I’m attempting to create a line plot with historical data, and then a single point (scatter plot presumably) with the predicted value for my machine learning (sklearn) model. I plotted the historical data without too much trouble, and have since been adding code to plot the predicted value. The plot has a bokeh select menu that will allow me to choose the ID number for each item, thus selecting the appropriate plot and model. At the moment, the date used in the prediction is static (set at 03/31/2020), however, once I’m able to plot the static date, I plan to begin enabling a widget to allow for a user-selected date. Consequently, I’ve attempted to write the code so that the prediction is run once the new ID number is selected.
Since I’ve added the prediction code, things have broken down. Can anyone tell me where I’m going wrong?
Below is my current code for the plot itself.
The full code (including the regression code and corresponding data) can be found at my github here ( code: app_test.py
, data: pred_data.csv
, historical_data.csv
, features_created.pkd
.)
from bokeh.io import curdoc
from bokeh.layouts import column, row
from bokeh.models import ColumnDataSource, Select, DataRange1d, HoverTool
from bokeh.plotting import figure
# Set up (initial) data
historical_data = historical_data.loc[:, ['ndc', 'date', 'nadac_per_unit']]
historical_data = historical_data.sort_values('date')
historical_source = ColumnDataSource(historical_data[historical_data.loc[:, 'ndc']=='781593600'])
#
import datetime as dt
# prediction_data.loc[:, 'date'] = dt.datetime(2020, 3, 31)
prediction_data.loc[:, 'year'] = 2020
prediction_data.loc[:, 'month'] = 3
prediction_data.loc[:, 'day'] = 31
first_prediction = lin_model.predict(prediction_data)
first_prediction = pd.DataFrame(data = {'ndc':first_prediction[0][0], 'predictions':first_prediction[0][1][0]}, index = [0]) #these element slices are correct
first_prediction['date'] = pd.to_datetime(prediction_data[['year', 'month', 'day']], infer_datetime_format=True, errors = 'coerce')

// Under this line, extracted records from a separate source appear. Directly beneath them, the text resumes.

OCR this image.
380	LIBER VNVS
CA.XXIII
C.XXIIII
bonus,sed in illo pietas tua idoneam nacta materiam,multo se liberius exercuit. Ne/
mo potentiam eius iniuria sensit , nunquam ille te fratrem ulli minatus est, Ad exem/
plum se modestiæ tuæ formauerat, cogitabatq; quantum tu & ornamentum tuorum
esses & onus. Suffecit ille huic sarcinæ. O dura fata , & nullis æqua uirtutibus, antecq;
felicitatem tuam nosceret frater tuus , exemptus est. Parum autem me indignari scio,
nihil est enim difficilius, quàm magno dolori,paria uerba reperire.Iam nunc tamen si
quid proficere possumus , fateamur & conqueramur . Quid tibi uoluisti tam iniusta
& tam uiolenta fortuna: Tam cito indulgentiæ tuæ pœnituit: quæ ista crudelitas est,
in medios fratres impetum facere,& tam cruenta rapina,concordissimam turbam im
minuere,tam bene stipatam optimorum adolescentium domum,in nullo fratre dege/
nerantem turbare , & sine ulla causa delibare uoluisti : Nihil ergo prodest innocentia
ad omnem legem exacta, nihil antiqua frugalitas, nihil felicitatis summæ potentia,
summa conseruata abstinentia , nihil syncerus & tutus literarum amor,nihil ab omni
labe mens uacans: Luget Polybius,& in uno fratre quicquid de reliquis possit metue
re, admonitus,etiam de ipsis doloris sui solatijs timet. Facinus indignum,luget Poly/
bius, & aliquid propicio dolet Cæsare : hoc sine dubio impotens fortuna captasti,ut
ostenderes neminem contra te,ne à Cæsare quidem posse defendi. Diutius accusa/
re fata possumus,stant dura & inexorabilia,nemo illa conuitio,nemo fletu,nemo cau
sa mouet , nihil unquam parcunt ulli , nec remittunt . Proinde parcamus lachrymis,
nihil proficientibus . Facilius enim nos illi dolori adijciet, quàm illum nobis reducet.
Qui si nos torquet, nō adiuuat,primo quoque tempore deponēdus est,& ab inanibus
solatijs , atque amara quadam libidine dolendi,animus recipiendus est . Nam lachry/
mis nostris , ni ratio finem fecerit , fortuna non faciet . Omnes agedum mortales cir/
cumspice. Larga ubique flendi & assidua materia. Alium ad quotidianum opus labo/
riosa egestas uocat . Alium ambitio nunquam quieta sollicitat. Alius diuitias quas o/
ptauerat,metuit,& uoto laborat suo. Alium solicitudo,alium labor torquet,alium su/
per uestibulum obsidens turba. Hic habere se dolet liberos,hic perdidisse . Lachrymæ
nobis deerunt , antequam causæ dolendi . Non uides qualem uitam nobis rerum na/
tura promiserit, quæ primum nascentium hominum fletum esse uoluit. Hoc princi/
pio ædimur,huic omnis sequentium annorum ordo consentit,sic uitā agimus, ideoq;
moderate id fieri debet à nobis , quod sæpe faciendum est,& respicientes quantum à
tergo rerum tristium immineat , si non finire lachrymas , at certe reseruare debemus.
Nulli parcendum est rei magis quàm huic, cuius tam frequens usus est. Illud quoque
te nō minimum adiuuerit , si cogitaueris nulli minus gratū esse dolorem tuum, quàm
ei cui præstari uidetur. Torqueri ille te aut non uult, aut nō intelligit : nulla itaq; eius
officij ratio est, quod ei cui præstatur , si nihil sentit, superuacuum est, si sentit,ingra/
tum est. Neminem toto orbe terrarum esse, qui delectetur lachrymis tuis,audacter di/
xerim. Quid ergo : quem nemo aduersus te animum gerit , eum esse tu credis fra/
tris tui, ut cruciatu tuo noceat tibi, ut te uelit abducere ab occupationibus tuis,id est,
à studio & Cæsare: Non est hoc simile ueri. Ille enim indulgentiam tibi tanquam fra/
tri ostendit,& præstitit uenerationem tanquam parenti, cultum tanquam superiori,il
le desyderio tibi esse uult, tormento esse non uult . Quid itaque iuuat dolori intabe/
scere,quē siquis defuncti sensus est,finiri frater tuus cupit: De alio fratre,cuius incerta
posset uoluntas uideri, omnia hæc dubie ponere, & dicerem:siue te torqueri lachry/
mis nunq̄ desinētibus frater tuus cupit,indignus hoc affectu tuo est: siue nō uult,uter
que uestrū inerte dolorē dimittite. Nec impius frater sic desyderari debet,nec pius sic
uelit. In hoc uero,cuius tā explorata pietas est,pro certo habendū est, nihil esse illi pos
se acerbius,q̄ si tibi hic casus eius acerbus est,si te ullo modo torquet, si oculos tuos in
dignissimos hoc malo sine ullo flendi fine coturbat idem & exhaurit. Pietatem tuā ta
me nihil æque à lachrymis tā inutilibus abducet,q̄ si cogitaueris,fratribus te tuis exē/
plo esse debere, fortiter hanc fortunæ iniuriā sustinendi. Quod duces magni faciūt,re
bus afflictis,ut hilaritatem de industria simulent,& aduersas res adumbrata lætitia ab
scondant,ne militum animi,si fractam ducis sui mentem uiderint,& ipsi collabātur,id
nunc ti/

prediction_source = ColumnDataSource(first_prediction[first_prediction.loc[:, 'ndc']=='781593600'])
id_list = list(prediction_data['ndc'].astype(str))
# Set up plot
plot = figure(plot_height=800, plot_width=800, title='Drug Price Over Time',
x_axis_type = 'datetime',
tools="crosshair, pan, reset, save, wheel_zoom")
plot.x_range = DataRange1d(range_padding = .01)
plot.add_tools(HoverTool(tooltips=[('Date', '@date{%F}'), ('Price', '@nadac_per_unit')],
formatters = {'date': 'datetime'}))
plot.line('date', 'nadac_per_unit', source=historical_source)
plot.scatter('date', 'predictions', source=prediction_source)
# Set up widgets
id_select = Select(title='drug_id', value='781593600', options=id_list)
# Set up callbacks
def update_data(attrname, old, new):
#Get the current select value
curr_id = id_select.value
# Generate the new data
new_historical = historical_data[historical_data['ndc']==curr_id]
new_historical = new_historical.sort_values('date')
prediction_data = prediction_data[prediction_data.loc[:, 'ndc']==curr_id]
new_prediction_data = lin_model.predict(prediction_data)
new_prediction_data = pd.DataFrame(data = {'ndc':new_prediction_data[0][0], 'predictions':new_prediction_data[0][1][0]}, index = [0]) #these element slices are correct
new_prediction_data['date'] = pd.to_datetime(prediction_data[['year', 'month', 'day']], infer_datetime_format=True, errors = 'coerce')
new_prediction_source = ColumnDataSource(new_prediction_data)
# Overwrite current data with new data
historical_source.data = ColumnDataSource.from_df(new_historical)
# prediction_source.data = ColumnDataSource.from_df(new_predicted)
# Action when select menu changes
id_select.on_change('value', update_data)
# Set up layouts and add to document
inputs = column(id_select)
curdoc().add_root(row(inputs, plot, width = 1000))
curdoc().title = 'Drug Price Predictor'